Ischemic preconditioning has been shown to protect some tissues from ischemia/reperfusion (I/R) injury. Adenosine is believed to play an important role by attenuating leukocyte-endothelial cell adhesive interactions. Dipyridamole increases adenosine bioavailability. The purpose of this study was to evaluate the effects of mechanical (MPC) and pharmacological preconditioning (PPC) on leukocyte endothelial cell interaction in hepatic I/R injury. C57BL6 mice were subjected to 30 min of ischemia to the left lobe of the liver. Groups tested at 30 min, 2, 5, 12, and 24 hr of reperfusion had 1) sham laparotomy (n = 10, 2) I/R (n = 25), 3) ischemic preconditioning with 5 min of ischemia and 10 min reperfusion before I/R (n = 25), and 4) (PPC) with dipyridamole (n = 25). Intravital microscopic examination was used to assess leukocyte/endothelial cell adhesion. Blood was drawn for leukocyte counts and liver function tests.
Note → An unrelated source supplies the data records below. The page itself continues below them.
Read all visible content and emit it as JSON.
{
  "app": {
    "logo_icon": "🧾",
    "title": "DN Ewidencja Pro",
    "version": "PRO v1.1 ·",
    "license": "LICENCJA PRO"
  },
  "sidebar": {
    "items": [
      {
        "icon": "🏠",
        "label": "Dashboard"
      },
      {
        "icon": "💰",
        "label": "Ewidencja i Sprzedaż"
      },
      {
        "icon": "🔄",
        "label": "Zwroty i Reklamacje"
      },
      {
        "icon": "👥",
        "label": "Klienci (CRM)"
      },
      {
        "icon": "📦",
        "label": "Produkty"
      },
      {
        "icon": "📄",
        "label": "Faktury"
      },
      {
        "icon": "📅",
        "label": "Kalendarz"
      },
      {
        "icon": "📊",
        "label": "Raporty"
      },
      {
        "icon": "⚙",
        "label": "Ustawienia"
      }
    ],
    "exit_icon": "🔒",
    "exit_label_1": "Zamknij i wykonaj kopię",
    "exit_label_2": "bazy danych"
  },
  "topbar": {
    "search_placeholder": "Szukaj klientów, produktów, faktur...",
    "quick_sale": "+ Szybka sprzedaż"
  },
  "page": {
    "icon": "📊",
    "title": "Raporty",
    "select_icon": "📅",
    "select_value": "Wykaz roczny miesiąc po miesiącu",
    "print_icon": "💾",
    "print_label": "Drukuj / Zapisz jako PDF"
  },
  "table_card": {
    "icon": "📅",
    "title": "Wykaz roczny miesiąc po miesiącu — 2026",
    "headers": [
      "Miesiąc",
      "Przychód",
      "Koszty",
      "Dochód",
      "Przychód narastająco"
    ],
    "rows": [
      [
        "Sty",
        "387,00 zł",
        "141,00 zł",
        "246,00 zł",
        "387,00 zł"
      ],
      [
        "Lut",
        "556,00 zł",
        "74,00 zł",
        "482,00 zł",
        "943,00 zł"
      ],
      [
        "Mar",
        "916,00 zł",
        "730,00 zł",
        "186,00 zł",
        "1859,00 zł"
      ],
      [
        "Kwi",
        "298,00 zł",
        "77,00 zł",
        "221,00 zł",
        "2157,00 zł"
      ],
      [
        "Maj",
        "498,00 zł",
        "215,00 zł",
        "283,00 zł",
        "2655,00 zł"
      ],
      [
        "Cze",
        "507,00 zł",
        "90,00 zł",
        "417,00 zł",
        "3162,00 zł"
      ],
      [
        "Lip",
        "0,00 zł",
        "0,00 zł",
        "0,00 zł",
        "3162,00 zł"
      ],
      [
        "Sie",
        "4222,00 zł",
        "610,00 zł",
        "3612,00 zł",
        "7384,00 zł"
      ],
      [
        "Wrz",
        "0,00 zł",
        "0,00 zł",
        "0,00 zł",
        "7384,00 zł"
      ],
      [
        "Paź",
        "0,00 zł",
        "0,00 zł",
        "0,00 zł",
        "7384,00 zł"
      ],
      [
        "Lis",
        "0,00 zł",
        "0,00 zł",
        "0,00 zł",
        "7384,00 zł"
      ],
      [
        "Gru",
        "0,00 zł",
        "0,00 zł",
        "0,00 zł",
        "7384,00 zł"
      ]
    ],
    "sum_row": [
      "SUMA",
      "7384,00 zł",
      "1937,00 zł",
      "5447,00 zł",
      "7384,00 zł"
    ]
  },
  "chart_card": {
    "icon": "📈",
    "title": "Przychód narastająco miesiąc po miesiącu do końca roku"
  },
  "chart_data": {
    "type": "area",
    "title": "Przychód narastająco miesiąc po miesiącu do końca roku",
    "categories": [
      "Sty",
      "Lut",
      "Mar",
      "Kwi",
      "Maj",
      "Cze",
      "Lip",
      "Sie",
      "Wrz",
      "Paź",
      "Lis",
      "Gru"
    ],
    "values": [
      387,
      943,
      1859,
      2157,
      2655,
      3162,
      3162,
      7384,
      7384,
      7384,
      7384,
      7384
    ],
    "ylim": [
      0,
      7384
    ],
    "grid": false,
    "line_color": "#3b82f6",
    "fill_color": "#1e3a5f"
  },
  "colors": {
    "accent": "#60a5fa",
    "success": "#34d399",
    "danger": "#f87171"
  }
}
A significant decrease in leukocyte rolling was observed at 30-min and 5-hr reperfusion intervals in the PPC and ischemic preconditioning groups compared with the I/R group. A significant decrease in leukocyte saltation was also observed in the PPC and MPC groups at 2, 5, and 12 hr of reperfusion when compared with the I/R group. aspartate aminotransferase was significantly decreased in the 5-hr preconditioning groups. There was not a significant decrease in the white blood cell count because of PPC or MPC vs. I/R CONCLUSIONS: Preconditioning decreases endothelial/ leukocyte interaction and reduces liver damage as measured by aspartate aminotransferase. These data prove that IPC and PPC provide some degree of hepatic protection in I/R injury.